2. Helga Kriegler. Untersuchungen zu den optischen und akustischen Daten der bacchylideischen Dichtung (Verlag Notring, 1969), 90.

3. Píndaro. “Olympian 6”, in Obra completa (Cátedra, 2023), 90. 

4. Píndaro. “Olympian 1”, in Obra completa (Cátedra, 2023), 90. 

Hypocrisy as last refuge. by Gerardo Muñoz

In an entry of Dopo Nietzsche (1974), Giorgio Colli states that after the overcoming of all values and taboos, the contending moral strife finds its highest value in hypocrisy. Colli goes on to say that “hypocrisy is the last bastion where moral forces have found their refuge” [1]. One can clearly see that for Colli hypocrisy as the highest value is quite distinct from morality, since it is the “refuge” where the contending moralities invest themselves in rhetorical encroachment. That hypocrisy has become – as Colli saw with clarity in the 1970s – the last alcove of humanity, means, for one thing, that the human species have ceased to have any faith in the language that they use, and that for this very reason there is only an estimation of rhetoric, procedure and technical terms abstracted from the sensible world. If understood as such, it would come to no surprise that the majority of public institutions in advanced societies are embracing, and for the most part promoting, the incorporation of Artificial Languages and Intelligence to organize the interactions of their lives. Ultimately, the order here is clear: it is not that new technological advances will lead to a rise in untruthfulness; rather, these instrumental mutations are a consequence of the deep hypocrisy that runs through the social bond.

In fact, one can only assume that Colli was pointing at something more profound and obscure in his gloss when he referred to hypocrisy as the last refuge, and in this sense he was pointing beyond Nietzsche. After all, Nietzsche understood hypocrisy as mimesis and appearance that if incorporated over a long period of time ceases to be hypocrisy to become real [2]. A series of good acts and deeds in the spirit of friendship makes a person benevolent. In the same way that Miguel de Unamuno’s San Manuel Bueno Martir through his public faith and habits, was a symbol of Catholic faith for all the believers of his tightly knit community in spite of his interior doubts (this is the Knight of Faith). Now, Colli is pointing to a second degree hypocrisy that is no longer explicated by mimicry, but by its dependence to an ethereal value that governs and justifies any set of given actions. The actions are no longer in relation to faith or non-faith, but are properly acts of “bad faith”, since they make belief captive to the justification of the highest moral value. This will be consistent with Nicola Chiaromonte’s description that the end of secularization is not an epoch lacking faith, but one that dwells in “bad faith”. 

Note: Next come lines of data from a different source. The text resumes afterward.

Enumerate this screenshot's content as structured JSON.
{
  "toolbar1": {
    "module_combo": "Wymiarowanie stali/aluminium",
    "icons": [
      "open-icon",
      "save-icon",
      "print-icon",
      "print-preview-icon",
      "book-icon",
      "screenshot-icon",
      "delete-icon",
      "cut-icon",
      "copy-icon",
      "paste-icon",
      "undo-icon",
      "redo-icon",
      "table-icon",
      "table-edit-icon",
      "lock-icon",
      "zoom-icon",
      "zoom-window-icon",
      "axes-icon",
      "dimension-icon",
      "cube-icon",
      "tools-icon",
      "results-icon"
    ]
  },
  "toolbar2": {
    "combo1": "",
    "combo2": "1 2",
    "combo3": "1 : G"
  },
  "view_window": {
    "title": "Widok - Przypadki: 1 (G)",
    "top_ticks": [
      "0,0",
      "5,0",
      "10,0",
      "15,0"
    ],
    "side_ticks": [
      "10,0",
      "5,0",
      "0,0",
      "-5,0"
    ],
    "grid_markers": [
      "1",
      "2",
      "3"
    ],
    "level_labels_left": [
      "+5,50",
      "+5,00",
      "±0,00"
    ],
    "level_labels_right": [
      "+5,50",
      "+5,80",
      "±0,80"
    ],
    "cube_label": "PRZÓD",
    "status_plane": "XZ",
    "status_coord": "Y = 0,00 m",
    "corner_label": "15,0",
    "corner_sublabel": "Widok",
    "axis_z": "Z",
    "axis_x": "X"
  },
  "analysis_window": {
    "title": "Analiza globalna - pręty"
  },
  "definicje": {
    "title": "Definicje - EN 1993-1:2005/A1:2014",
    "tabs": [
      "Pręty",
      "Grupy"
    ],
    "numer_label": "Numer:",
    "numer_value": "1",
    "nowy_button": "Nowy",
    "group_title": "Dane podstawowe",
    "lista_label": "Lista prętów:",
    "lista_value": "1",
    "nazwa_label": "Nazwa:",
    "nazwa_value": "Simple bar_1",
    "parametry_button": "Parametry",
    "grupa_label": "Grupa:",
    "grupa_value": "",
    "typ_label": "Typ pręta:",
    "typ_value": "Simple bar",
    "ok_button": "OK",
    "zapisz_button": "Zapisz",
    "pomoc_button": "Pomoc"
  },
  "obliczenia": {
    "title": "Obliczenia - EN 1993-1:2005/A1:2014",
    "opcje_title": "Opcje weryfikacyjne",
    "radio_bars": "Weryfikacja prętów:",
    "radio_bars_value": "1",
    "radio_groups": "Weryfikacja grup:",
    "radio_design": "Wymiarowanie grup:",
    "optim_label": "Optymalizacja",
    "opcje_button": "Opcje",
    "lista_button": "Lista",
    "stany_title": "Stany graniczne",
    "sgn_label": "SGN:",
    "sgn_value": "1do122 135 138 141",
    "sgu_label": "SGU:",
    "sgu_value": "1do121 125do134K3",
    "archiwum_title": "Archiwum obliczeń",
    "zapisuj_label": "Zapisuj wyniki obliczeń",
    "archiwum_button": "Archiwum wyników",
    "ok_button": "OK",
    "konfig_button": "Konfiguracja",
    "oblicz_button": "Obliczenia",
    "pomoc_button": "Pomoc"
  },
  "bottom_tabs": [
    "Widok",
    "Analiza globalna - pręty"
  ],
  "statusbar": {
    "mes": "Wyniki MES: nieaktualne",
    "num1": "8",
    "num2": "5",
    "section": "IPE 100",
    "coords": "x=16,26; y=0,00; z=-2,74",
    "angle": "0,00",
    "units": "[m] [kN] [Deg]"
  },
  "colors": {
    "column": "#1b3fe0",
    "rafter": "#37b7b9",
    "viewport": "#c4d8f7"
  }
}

And what is ultimately “bad faith”? It is the realm of hypocrisy that, due to its impossibility of communication, understands its mission waged on the petty negation of one value over another. It is a mutation of Goethe’s nemo contra deum nisi deus ipse into the sphere of prevailing forces. The civilizational stage of enlightened hypocrisy prepares the human being to renounce the use of language and unmediated appearance. This means that the triumph of the technoadministration of the world would not be possible without the alluring refuge of hypocrisy that conquers reality through the very means that renders inaccessible the real presence of the world. It is not that politics and politicians have become hypocritical; it is that politics can only subsist thanks to its refuge in hypocrisy. The hypocrite is the last figure that steers in unworldliness.  

Notes 

1. Giorgio Colli. Dopo Nietzsche (Adelphi Edizioni, 1974), 50.

2. Friedrich Nietzsche. Human, All Too Human (Cambridge U Press, 1996), 39-40.